Allah’ın Kaderinden Yine Allah’ın Kaderine Kaçıyorum

Kıssâlar

“Ya Ömer! Allah’ın kaderinden mi kaçıyorsun?” sorusuna Hz. Ömer’in (r.a.) verdiği cevap.

Hazret-i Ömer radıyallahu anh bir yolculuktayken, gitmek üzere oldukları Şam’da salgın hastalık zuhûr ettiğini haber alınca gerekli istişâreler netîcesinde Şam’a gitmekten vazgeçmiştir.

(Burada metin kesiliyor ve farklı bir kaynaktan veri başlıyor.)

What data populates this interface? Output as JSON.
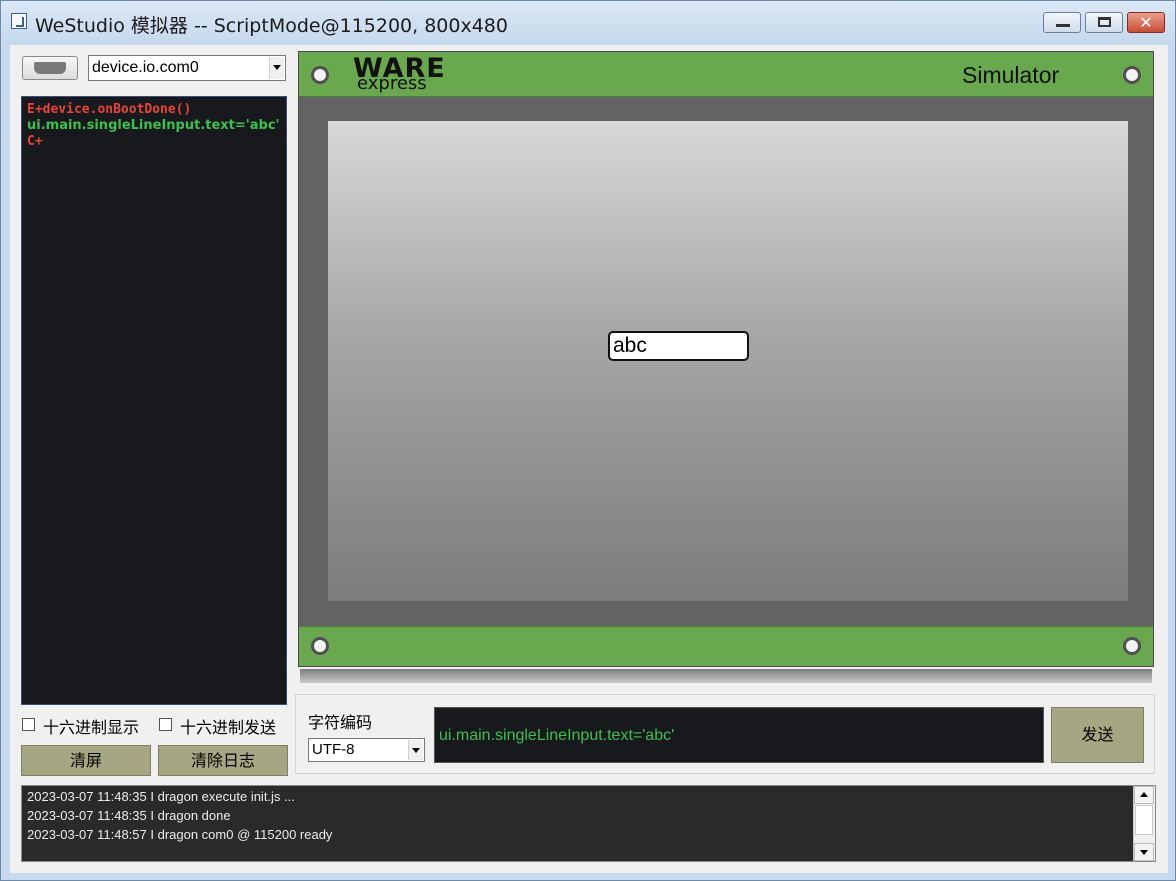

Aslında Cenâb-ı Hakk’ın ve Hazret-i Peygamber’in sallallahu aleyhi ve sellem emrine daha muvâfık olan bu ihtiyat ve tedbir karşısında sahâbeden Ebû Ubeyde bin Cerrah radıyallahu anh, Hazret-i Ömer’e radıyallahu anh:

“–Allâh’ın kaderinden mi kaçıyorsun?” diye sormuş, Hazret-i Ömer radıyallahu anh ise, o âlim ve fâzıl sahâbîden böyle bir suâli beklemediği için:

“–Keşke bunu senden başkası söyleseydi ey Ebû Ubeyde! Evet, Allâh’ın kaderinden, yine Allâh’ın kaderine kaçıyoruz. Ne dersin, senin develerin olsa da bir tarafı verimli, diğer tarafı çorak bir vâdiye inseler ve sen verimli yerde otlatsan Allâh’ın kaderiyle otlatmış; çorak yerde otlatsan yine Allâh’ın kaderiyle otlatmış olmaz mıydın?” (Buhârî, Tıb, 30)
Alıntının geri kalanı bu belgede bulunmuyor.